Tichys Einblick
Von Ofarim über Mützenich und so weiter

Das Mimimi der Opferrolle als Popularitätswährung und Weg in die Radikalisierung

Das Aufmerksamkeitsdefizitsyndrom (ADS), welches die medizinische Wissenschaft als Verhaltensmerkmal bei manchen Kindern und Jugendlichen als „Störung“ identifiziert, findet als Mimimi-Syndrom der öffentlichen Opferrolle zunehmend auch Verbreitung bei Erwachsenen.

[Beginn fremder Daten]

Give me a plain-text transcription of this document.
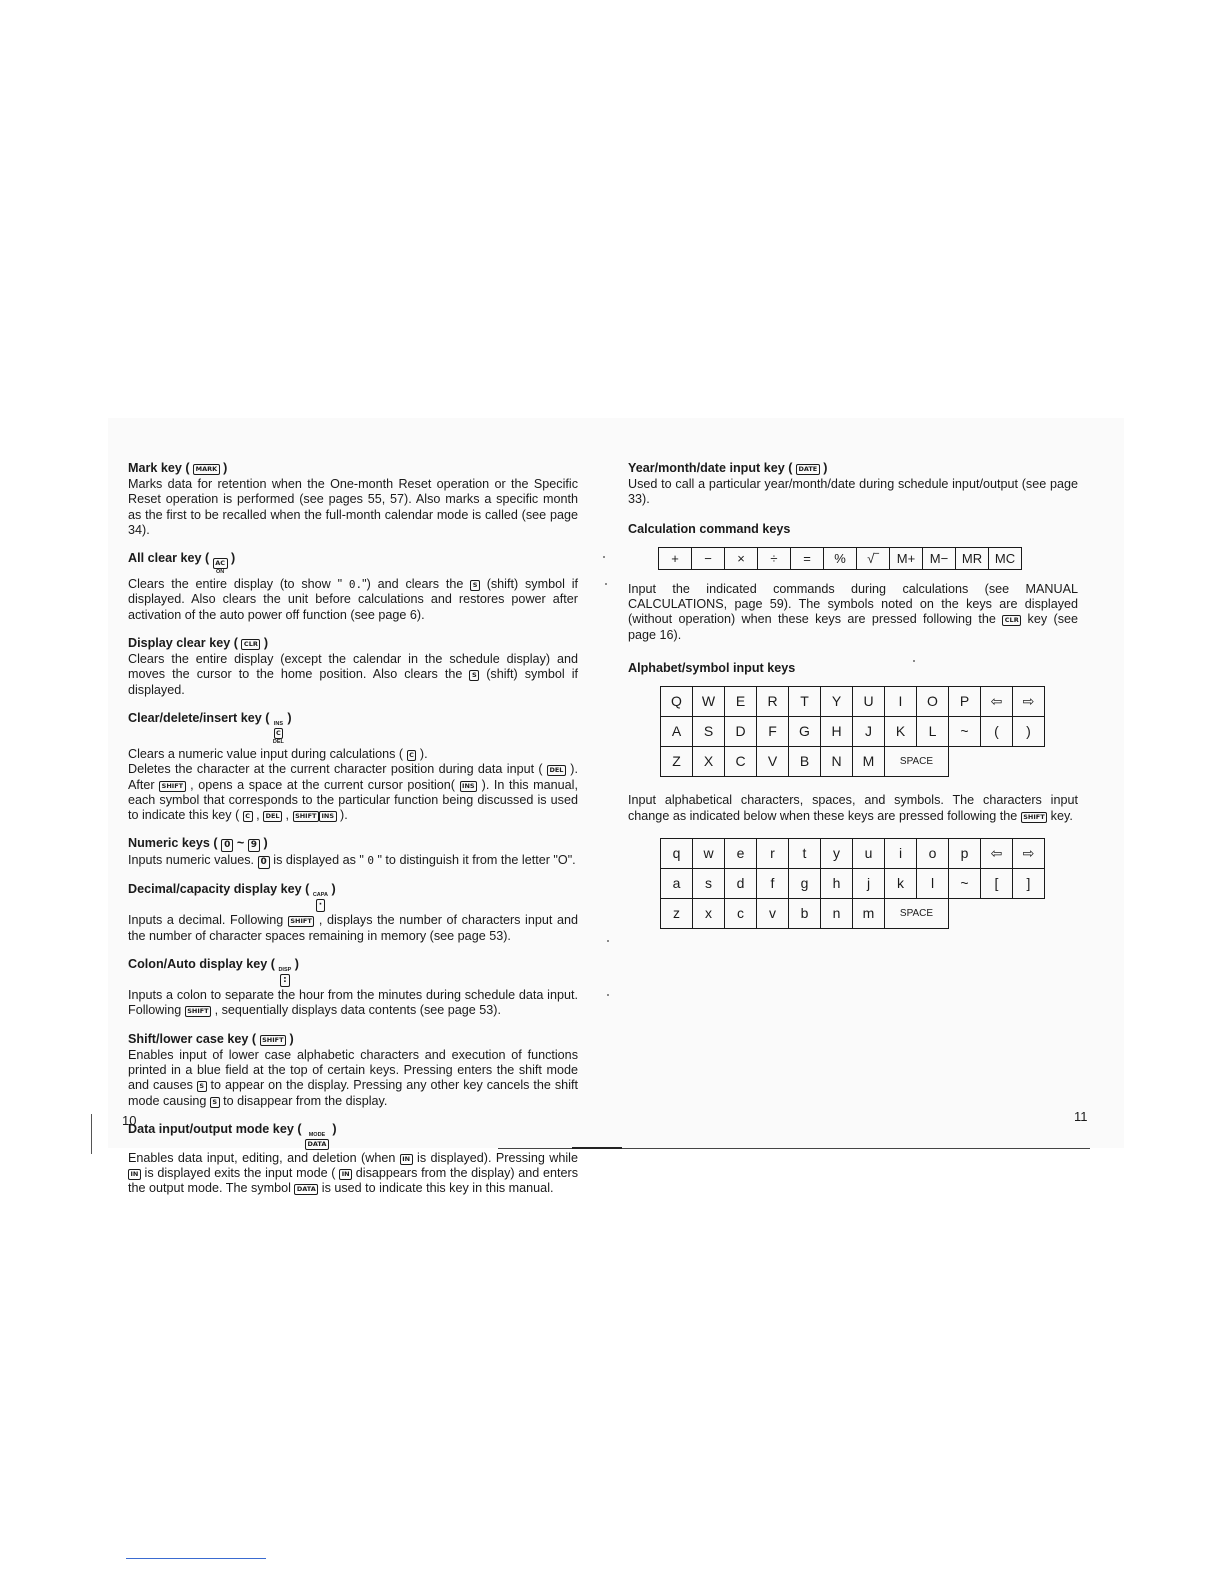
Mark key ( MARK )
Marks data for retention when the One-month Reset operation or the Specific Reset operation is performed (see pages 55, 57). Also marks a specific month as the first to be recalled when the full-month calendar mode is called (see page 34).
All clear key ( AC
ON
)
Clears the entire display (to show " 0.") and clears the S (shift) symbol if displayed. Also clears the unit before calculations and restores power after activation of the auto power off function (see page 6).
Display clear key ( CLR )
Clears the entire display (except the calendar in the schedule display) and moves the cursor to the home position. Also clears the S (shift) symbol if displayed.
Clear/delete/insert key ( INS
C
DEL
)

Clears a numeric value input during calculations ( C ).

Deletes the character at the current character position during data input ( DEL ). After SHIFT , opens a space at the current cursor position( INS ). In this manual, each symbol that corresponds to the particular function being discussed is used to indicate this key ( C , DEL , SHIFT INS ).

Numeric keys ( 0 ~ 9 )
Inputs numeric values. 0 is displayed as " 0 " to distinguish it from the letter "O".
Decimal/capacity display key ( CAPA
·
)
Inputs a decimal. Following SHIFT , displays the number of characters input and the number of character spaces remaining in memory (see page 53).
Colon/Auto display key ( DISP
:
)
Inputs a colon to separate the hour from the minutes during schedule data input. Following SHIFT , sequentially displays data contents (see page 53).
Shift/lower case key ( SHIFT )
Enables input of lower case alphabetic characters and execution of functions printed in a blue field at the top of certain keys. Pressing enters the shift mode and causes S to appear on the display. Pressing any other key cancels the shift mode causing S to disappear from the display.
Data input/output mode key ( MODE
DATA
)
Enables data input, editing, and deletion (when IN is displayed). Pressing while IN is displayed exits the input mode ( IN disappears from the display) and enters the output mode. The symbol DATA is used to indicate this key in this manual.
10
Year/month/date input key ( DATE )
Used to call a particular year/month/date during schedule input/output (see page 33).
Calculation command keys
+	−	×	÷	=	%	√‾	M+	M−	MR	MC
Input the indicated commands during calculations (see MANUAL CALCULATIONS, page 59). The symbols noted on the keys are displayed (without operation) when these keys are pressed following the CLR key (see page 16).
Alphabet/symbol input keys
Q	W	E	R	T	Y	U	I	O	P	⇦	⇨
A	S	D	F	G	H	J	K	L	~	(	)
Z	X	C	V	B	N	M	SPACE				
Input alphabetical characters, spaces, and symbols. The characters input change as indicated below when these keys are pressed following the SHIFT key.
q	w	e	r	t	y	u	i	o	p	⇦	⇨
a	s	d	f	g	h	j	k	l	~	[	]
z	x	c	v	b	n	m	SPACE				
11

Blockade einer Berliner Autobahnabfahrt durch Klimaextremisten am 10. Oktober 2022.

IMAGO / Die Videomanufaktur

Vor einem Jahr rockte der mäßig erfolgreiche Rockmusiker Gil Ofarim, bürgerlich Gil Doron Reichstadt, die Republik, als er in den (a)sozialen Medien „viral“ gehen wollte mit dem Vorwurf, ein Leipziger Nobelhotel habe ihn nicht einchecken lassen, weil er, ein nach eigener Aussage „säkularer Jude“, den Davidstern auf der Brust getragen habe. Ihm sei empfohlen worden, den Stern „einzupacken“. Das öffentliche Mimimi schien zu funktionieren: „Spontan“ rotteten sich vor dem Hotel rund 600 Protestanten (m/w/sonstwas) zusammen, um diesen ostdeutschen Antisemitismus öffentlich anzuprangern und ihre Solidarität mit dem vermeintlichen Opfer zu erklären.

Dumm nur, dass der beschuldigte Hotelangestellte gänzlich un-woke nicht bereit war, das Büßerhemd überzustreifen und Anzeige gegen Reichstadt wegen Verleumdung erstattete. Auch gegen das allgegenwärtige Verleumdungs- und Hetzgeschwader, dass in den (a)sozialen Medien über Mann und Hotel hergefallen war, richtete sich eine Anzeige. Unabhängig davon leitete die Staatsanwaltschaft gegen den Hotelmitarbeiter Ermittlungen wegen „Volksverhetzung“ ein – wobei sich nicht erschließen will, wie ein Rezeptionist „das Volk“, welches nicht anwesend war, „verhetzt“, wenn er tatsächlich im Gespräch Mann zu Mann sein Gegenüber wegen eines Davidsterns gemaßregelt haben sollte. Beleidigung mag ja angemessen sein – aber „Volksverhetzung“ wäre es erst, wenn überhaupt, durch das „virale“ Mimimi des vermeintlichen Opfers geworden.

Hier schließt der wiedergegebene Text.